[llvm] [LLVM][Option] Refactor option name comparison (PR #108219)

via llvm-commits llvm-commits at lists.llvm.org
Fri Sep 13 11:07:49 PDT 2024


llvmbot wrote:


<!--LLVM PR SUMMARY COMMENT-->

@llvm/pr-subscribers-llvm-support

Author: Rahul Joshi (jurahul)

<details>
<summary>Changes</summary>

- Create a common header for functions shared by TableGen Option Emitter and Options library.
- Move `StrCmpOptionName` to this header, and ase it on the existing version in OptTable.cpp,
  with an additional mode to control fall back to case insensitive comparison.
- Add `StrCmpOptionPrefixes` to compare prefixes and use zp() to iterate through lists of prefixes.
- Rename `CompareOptionRecords` to less ambiguious name `IsOptionRecordLess`.
- Merge 2 back-to-back ifs with same condition in `IsOptionRecordLess`.

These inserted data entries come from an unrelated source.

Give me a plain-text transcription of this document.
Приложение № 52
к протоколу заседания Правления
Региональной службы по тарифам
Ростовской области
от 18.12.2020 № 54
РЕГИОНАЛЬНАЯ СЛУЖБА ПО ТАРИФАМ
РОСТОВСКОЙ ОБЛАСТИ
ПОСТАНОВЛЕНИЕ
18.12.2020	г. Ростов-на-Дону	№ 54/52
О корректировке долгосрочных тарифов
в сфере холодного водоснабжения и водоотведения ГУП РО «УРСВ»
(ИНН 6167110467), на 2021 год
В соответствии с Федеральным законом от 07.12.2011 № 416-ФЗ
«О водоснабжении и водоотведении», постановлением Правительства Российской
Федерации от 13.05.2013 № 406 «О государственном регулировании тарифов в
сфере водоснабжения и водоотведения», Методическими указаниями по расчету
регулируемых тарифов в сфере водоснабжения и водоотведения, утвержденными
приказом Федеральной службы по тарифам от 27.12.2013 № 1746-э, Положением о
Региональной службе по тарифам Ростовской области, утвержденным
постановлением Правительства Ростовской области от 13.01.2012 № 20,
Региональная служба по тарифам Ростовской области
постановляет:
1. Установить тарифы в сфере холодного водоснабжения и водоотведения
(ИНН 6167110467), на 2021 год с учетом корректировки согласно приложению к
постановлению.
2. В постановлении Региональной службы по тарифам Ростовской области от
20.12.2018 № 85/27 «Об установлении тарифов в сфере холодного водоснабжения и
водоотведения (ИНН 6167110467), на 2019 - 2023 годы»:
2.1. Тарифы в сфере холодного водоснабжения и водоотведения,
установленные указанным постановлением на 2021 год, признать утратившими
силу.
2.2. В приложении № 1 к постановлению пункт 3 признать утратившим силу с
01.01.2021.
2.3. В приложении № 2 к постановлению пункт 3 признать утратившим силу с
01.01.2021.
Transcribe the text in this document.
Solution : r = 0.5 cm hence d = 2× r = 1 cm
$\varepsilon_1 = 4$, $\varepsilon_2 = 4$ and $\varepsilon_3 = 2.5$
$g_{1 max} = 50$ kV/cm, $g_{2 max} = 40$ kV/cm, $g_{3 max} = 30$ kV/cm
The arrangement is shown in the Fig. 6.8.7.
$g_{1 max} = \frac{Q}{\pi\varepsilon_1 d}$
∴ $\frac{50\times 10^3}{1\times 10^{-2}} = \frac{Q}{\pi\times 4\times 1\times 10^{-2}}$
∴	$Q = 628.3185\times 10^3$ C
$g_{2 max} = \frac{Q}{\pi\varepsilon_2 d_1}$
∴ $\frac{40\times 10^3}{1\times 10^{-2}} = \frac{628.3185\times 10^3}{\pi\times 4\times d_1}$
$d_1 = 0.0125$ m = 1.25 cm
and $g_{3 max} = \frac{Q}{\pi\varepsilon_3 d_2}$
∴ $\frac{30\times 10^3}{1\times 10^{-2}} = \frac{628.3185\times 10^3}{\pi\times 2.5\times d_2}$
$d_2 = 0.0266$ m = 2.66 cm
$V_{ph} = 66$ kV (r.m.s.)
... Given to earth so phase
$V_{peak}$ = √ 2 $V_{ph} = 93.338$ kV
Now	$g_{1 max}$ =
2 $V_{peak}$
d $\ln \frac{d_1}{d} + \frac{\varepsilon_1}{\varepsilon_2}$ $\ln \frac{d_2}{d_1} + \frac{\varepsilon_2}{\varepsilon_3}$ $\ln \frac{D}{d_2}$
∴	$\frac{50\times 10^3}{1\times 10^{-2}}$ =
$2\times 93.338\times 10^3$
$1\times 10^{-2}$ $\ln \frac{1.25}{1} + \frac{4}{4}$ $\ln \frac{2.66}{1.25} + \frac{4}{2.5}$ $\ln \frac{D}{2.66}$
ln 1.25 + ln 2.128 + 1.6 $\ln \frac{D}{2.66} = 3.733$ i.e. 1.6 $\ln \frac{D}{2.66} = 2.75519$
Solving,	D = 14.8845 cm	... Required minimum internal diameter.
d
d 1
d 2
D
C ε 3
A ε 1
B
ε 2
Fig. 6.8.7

Fixes https://github.com/llvm/llvm-project/issues/107723

---
Full diff: https://github.com/llvm/llvm-project/pull/108219.diff


9 Files Affected:

- (added) llvm/include/llvm/Support/OptionStrCmp.h (+32) 
- (modified) llvm/lib/Option/OptTable.cpp (+18-34) 
- (modified) llvm/lib/Option/Option.cpp (+1-2) 
- (modified) llvm/lib/Support/CMakeLists.txt (+1) 
- (added) llvm/lib/Support/OptionStrCmp.cpp (+43) 
- (modified) llvm/utils/TableGen/Common/OptEmitter.cpp (+19-52) 
- (modified) llvm/utils/TableGen/Common/OptEmitter.h (+2-1) 
- (modified) llvm/utils/TableGen/OptParserEmitter.cpp (+1-1) 
- (modified) llvm/utils/TableGen/OptRSTEmitter.cpp (+1-1)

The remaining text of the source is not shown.